Fried chicken fits nicely into the fine-fast-casual eating-out trend; affordable and indulgent, it’s home cooking that’s tricky enough to give even fine dining chefs a bit of a challenge, and it’s another culinary case of what’s old is new again.
Although many of us didn’t have grandmas who fried their own chicken in lard in cast iron pans, it’s an easy notion to adopt. At Calgary’s Cluck ’n’ Cleaver, Nicole Gomes ventured beyond her catering gig, Nicole Gourmet, to join forces with her sister Francine, a former chicken farmer in the Kootenays, to bring their favourite protein to the masses. They turn out perfect fried and rotisserie chicken with hand-cut fries, potato salads, chipotle lime, black bean and corn salad, and buttermilk biscuits in a tiny stand-alone building that allows for just a few stools at a counter in the front window. They do mostly takeout, with vintage sodas, thick malts and homemade cookies to wash it all down. Cluck ‘n’ Cleaver’s fried chicken delights up close and personal.

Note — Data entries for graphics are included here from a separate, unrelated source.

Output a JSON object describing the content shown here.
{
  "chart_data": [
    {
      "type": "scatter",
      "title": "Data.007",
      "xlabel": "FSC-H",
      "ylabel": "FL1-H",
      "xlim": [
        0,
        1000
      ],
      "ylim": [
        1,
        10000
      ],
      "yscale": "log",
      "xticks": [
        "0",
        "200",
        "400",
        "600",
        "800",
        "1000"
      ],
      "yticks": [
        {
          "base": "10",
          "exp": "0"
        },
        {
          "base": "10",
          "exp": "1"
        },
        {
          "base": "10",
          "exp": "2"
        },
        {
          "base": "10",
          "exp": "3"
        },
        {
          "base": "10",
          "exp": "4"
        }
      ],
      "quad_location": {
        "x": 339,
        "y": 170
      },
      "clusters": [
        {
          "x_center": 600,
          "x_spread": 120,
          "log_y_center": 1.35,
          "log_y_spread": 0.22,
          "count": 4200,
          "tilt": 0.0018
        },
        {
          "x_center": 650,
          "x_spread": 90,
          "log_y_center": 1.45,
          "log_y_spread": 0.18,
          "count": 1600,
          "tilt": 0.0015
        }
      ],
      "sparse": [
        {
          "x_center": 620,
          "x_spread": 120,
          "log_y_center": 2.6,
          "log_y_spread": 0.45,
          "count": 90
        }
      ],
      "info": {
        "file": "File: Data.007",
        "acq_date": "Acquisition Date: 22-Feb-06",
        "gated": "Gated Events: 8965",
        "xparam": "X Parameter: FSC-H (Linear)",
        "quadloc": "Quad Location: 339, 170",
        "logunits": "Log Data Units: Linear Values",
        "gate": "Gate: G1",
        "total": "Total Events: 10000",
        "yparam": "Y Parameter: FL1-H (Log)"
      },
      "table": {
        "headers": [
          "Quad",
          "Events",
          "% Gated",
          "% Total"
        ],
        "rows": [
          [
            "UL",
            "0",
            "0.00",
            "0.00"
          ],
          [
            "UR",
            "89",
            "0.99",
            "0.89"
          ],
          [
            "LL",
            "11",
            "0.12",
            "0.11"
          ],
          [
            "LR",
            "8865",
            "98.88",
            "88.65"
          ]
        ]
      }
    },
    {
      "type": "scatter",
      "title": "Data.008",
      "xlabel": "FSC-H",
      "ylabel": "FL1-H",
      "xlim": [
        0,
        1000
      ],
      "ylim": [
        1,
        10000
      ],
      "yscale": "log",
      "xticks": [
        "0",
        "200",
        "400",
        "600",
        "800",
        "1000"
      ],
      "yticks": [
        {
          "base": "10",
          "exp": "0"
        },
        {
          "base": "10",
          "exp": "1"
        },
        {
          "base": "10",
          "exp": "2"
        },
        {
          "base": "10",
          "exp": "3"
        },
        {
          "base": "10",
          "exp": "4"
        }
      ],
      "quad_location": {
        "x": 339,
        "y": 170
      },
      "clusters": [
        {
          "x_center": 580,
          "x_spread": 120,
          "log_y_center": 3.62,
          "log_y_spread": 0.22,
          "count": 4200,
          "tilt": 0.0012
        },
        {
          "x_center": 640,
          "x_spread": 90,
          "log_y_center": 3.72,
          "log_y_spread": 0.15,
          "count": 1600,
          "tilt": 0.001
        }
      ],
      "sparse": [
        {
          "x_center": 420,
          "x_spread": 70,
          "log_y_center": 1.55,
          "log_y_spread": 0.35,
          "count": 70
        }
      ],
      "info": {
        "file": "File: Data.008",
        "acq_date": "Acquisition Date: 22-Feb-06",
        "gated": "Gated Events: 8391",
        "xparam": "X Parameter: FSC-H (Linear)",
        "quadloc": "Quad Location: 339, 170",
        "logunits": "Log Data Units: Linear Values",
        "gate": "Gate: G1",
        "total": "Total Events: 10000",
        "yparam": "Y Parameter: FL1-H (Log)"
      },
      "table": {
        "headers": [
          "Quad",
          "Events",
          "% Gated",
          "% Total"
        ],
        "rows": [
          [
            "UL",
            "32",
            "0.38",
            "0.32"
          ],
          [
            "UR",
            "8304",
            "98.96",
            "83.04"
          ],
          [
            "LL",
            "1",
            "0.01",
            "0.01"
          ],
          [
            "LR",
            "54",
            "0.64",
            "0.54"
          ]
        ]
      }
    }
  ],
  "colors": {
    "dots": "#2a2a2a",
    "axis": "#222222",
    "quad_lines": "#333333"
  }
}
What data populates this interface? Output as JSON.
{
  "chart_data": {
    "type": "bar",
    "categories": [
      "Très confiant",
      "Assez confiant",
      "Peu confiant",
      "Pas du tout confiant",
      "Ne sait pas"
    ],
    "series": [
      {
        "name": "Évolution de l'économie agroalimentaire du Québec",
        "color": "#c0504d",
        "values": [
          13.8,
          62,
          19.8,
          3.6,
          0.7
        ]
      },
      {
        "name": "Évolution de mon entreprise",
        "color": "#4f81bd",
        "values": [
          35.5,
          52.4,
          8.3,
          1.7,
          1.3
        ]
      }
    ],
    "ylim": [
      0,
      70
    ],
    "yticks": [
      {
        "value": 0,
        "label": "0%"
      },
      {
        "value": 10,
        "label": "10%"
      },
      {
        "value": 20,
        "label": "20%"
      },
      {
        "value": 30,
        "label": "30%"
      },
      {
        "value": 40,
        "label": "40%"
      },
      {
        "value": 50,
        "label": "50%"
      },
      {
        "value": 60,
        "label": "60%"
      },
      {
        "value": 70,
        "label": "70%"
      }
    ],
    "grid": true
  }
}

At Juke on Keefer Street in Vancouver, owners Justin Tisdall, former GM of Chambar, former Hawksworth sous-chef Bryan Satterford and Meat and Bread co-owner Cord Jarvie have focused on fried chicken (in pieces as well as in sandwich form) as their mainstay alongside slow-cooked beef ribs, and they’ve added their own style to traditional sides like biscuits and slaw with charred corn on the cob and radishes with bacon vinaigrette. Their chicken just happens to be gluten-free, coated in a blend of potato starch and cornstarch for added crunch. The takeout window opens at 11 a.m., but the 38-seat dining room comes to life at 5, with a more extensive menu plus an array of interesting cocktails that add to the experience a platter of freshly fried chicken always brings—it’s made for sharing.